Apesar de considerar a “culpa patronal grave” e a “gravidade da patologia”, Adenilson Brito Fernandes estipulou a indenização em apenas R$ 50 mil. O defensor da jornalista, Carlos Daniel Gomes Toni, que tem experiência no ramo trabalhista, indenizações baixas por danos morais são comuns, pois visam efeito pedagógico e não meramente punitivo. Porém, ele contou que vai recorrer do valor.
Direitos trabalhistas definidos
A Justiça de São Paulo também invalidou, segundo a página, o contrato de prestação de serviços como pessoa jurídica (PJ) que a Globo e Veruska Donato mantiveram entre abril de 2002 e junho de 2019. Com isso, a empresa terá que registrar em carteira , com um salário mensal final de R$ 52.582.
Para Fernandes, a determinação não afronta decisões recentes do STF (Supremo Tribunal Federal) e STJ (Superior Tribunal de Justiça), considerando legais relações chamadas pejotizadas, porque no caso de Veruska Donato havia claramente uma situação de subordinação, não de terceirização.
“O conteúdo jornalístico pertence com exclusividade à direção do reclamado [Globo], é este quem dita e determina o que será ou não veiculado, determina quais matérias serão preparadas, se serão exibidas ou não, edita, determina determina seu refazimento e etc. Logo, não há autonomia, nem liberdade nesta tarefa”, analisou ele.
Por conta da decisão, a jornalista irá receber adicional por tempo de serviço, residuais de aviso prévio e 13º salário, vale refeição, FGTS (Fundo de Garantia por Tempo de Serviço), multa de 40% sobre o saldo do FGTS, horas extras, intervalos de refeição e adicional noturno.
Esses valores serão baseados, de acordo com a Justiça, sobre os últimos cinco anos de relação trabalhista, contados a partir da data de protocolo da ação, em janeiro de 2023. O juiz estimou a indenização em R$ 3,5 milhões, mas segundo os advogados de Veruska, esse valor é extremamente conservador, mais para estipular honorários advocatícios, e deve ficar acima de R$ 8 milhões.

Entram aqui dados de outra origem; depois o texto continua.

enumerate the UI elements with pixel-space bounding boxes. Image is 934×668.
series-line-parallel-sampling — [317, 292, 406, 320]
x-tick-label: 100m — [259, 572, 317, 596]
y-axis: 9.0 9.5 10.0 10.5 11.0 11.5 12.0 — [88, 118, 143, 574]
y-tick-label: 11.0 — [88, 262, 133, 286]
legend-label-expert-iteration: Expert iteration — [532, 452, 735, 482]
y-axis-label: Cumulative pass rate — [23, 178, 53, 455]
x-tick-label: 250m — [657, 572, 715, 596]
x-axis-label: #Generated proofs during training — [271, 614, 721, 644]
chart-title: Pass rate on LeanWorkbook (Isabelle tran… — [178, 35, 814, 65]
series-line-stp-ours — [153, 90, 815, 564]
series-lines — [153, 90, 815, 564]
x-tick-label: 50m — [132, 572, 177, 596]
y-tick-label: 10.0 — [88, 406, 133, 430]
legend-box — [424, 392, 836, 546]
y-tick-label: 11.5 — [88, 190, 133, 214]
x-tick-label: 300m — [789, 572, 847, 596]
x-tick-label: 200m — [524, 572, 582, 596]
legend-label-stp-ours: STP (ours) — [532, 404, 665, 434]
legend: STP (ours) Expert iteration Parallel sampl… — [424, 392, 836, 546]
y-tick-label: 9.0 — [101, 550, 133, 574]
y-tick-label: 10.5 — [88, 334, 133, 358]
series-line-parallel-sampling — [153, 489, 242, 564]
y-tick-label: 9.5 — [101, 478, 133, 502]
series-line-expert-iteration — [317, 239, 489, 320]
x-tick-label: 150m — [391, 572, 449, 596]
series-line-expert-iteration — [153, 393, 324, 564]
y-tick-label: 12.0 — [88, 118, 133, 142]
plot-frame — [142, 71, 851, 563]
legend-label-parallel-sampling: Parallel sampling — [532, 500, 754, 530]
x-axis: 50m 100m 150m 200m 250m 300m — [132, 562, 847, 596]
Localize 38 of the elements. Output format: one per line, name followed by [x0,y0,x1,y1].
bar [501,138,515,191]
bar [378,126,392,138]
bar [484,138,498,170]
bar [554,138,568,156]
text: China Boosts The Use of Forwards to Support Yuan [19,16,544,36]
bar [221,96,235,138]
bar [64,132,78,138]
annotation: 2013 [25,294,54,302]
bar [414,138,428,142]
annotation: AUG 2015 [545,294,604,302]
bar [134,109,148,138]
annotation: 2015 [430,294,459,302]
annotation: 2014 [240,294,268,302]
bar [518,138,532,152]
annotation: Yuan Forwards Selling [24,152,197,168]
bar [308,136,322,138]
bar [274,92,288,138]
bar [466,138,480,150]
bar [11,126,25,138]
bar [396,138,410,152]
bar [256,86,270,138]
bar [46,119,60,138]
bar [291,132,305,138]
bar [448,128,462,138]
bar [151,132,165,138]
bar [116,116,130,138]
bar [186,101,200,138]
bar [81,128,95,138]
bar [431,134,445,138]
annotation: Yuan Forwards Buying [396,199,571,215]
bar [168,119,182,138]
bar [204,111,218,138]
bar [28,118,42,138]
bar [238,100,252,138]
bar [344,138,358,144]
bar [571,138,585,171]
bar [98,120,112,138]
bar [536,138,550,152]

O Notícias da TV revelou, ainda, que nem todas as indenizações pedidas por Veruska foram concedidas. A autora tentou anular sua dispensa da Globo, o que o juiz negou, pois foi dela a decisão de se demitir. Fernandes também a condenou a pagar R$ 5 mil de multa por litigância de má-fé, porque seus advogados tentaram desqualificar testemunha da Globo, o que foi considerado um “incidente processual”.
O magistrado decidiu também que a Receita Federal e o INSS sejam oficiados para que a Globo seja multada pelo não recolhimento de impostos e contribuições previdenciárias nos 17 anos em que Veruska foi PJ.
Após deixar a Globo, Veruska se mudou para Campo Grande, no Mato Grosso do Sul, e trabalhou durante dois anos como apresentadora da Record local. Hoje, ela atua como assessora da senadora Tereza Cristina (PP).
A TV Globo ainda pode recorrer da decisão e não quis comentar o caso.